The frameworks of hypergraph computation under cost-sensitive scenarios

(1) Cost-Sensitive Hypergraph Computation

In this part, we introduce a cost-sensitive hypergraph computation method [4], and Fig. 5.10 shows the framework of this method. This framework consists of two stages to handle the cost-sensitive issue: F-measure is used in the initial step to calculate candidate cost information for cost-sensitive learning, and then the hypergraph structure is utilized to model the high-order correlations among the data in the second stage.

Fig. 5.10
A framework. The cost information uses F-measure optimization on hypergraphs, leading to cost-sensitive hypergraph learning via cost-value graphs, and results in total cost optimization.

The framework of cost-sensitive hypergraph computation framework. This figure is from [4]

First, we introduce the hypergraph modeling with cost matrix. In traditional hypergraph modeling, each vertex represents a subject, and the hyperedges connect related vertices. To introduce cost information in hypergraph modeling, a cost matrix is associated with each vertex, indicating different costs for mis-classification, as shown in Fig. 5.11 for a binary classification task. The definition of cost matrix is as follows.

Fig. 5.11
A hypergraph of order 8 and size 5. Vertices v 2 and v 6 are connected by two cost matrices of 2 by 2, respectively. The matrices consist of four cells with the text C subscript T P, C subscript P N, C subscript F P, C subscript F N.

An illustration of hypergraph modeling with cost matrix

As shown in Fig. 5.11, the cost matrix is a 2 × 2 matrix, including the true positive cost C TP, the true negative cost C TN, the false positive cost C FP, and the false negative cost C FN, respectively. The true positive cost and the true negative cost are mostly 0 in the matrix since that denotes the correct prediction.

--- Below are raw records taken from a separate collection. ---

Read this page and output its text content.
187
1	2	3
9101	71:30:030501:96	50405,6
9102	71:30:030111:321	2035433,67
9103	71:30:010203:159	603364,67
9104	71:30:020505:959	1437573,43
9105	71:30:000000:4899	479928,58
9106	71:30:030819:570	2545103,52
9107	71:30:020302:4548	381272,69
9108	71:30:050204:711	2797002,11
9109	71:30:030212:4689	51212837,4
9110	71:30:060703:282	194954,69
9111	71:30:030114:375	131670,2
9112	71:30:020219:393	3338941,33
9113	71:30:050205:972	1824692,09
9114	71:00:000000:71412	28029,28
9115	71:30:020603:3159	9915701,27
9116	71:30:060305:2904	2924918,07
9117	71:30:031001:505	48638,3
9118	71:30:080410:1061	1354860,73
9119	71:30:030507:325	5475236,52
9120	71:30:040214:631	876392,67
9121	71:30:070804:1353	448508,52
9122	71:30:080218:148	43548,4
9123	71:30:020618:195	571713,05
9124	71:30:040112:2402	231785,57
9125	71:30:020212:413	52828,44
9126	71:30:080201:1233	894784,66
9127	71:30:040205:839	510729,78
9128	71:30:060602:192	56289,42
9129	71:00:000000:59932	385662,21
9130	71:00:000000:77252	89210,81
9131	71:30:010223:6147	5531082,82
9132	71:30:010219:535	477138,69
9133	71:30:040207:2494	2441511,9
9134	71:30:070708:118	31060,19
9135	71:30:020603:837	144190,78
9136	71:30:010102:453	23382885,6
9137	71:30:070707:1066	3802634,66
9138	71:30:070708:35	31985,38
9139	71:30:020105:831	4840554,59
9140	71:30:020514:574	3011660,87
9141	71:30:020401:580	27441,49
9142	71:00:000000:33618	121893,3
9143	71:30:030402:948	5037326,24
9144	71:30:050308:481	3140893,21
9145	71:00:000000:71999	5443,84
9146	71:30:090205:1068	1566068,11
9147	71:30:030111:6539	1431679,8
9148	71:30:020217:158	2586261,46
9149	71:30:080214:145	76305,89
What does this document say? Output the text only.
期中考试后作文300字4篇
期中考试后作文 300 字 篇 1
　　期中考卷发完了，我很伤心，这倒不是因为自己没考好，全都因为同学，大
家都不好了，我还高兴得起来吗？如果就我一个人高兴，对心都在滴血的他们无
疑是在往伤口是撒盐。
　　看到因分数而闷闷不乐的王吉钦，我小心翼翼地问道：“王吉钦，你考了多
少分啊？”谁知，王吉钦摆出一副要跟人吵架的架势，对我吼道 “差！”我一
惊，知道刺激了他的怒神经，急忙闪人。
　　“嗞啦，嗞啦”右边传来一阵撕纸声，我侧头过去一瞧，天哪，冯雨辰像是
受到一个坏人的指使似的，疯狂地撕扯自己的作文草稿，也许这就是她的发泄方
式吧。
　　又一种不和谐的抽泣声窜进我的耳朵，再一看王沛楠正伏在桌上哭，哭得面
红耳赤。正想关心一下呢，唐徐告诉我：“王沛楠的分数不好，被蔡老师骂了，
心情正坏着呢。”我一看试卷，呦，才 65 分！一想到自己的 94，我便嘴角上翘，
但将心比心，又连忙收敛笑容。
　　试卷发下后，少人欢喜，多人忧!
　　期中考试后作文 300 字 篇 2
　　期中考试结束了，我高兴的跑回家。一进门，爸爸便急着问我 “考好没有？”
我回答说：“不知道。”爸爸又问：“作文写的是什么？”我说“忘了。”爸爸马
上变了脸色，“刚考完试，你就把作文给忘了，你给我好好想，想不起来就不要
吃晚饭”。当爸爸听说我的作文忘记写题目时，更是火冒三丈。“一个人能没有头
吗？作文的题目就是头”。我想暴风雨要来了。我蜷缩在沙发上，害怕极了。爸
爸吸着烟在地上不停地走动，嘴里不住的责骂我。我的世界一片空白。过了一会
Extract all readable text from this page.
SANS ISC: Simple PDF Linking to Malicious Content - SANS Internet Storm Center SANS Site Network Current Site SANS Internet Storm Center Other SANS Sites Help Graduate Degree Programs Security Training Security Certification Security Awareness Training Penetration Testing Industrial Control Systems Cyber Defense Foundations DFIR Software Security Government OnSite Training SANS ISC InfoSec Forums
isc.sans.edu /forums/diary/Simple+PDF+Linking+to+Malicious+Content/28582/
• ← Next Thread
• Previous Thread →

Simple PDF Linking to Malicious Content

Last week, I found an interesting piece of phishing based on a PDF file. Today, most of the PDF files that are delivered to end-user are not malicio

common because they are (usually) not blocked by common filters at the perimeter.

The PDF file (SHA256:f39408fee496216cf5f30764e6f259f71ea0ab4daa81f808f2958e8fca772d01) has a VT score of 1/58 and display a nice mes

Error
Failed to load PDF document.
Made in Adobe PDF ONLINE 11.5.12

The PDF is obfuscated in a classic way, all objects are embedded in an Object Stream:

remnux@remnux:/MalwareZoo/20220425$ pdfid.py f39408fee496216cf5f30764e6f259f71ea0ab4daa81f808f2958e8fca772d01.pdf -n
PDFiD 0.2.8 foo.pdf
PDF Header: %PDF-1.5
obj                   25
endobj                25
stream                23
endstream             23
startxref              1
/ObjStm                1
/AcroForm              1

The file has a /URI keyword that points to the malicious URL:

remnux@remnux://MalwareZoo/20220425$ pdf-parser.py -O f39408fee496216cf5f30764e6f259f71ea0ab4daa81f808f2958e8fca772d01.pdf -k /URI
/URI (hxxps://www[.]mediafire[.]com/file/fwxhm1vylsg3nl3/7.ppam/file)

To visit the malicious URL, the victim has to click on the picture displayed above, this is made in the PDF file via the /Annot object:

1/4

The cost-sensitive hypergraph’s propensity for each class is achieved by giving various values to the false positive cost and the false negative cost in the cost matrix. A special case is that, if the false positive cost and the false negative cost are equal, then the cost-sensitive hypergraph reduces to traditional hypergraph modeling.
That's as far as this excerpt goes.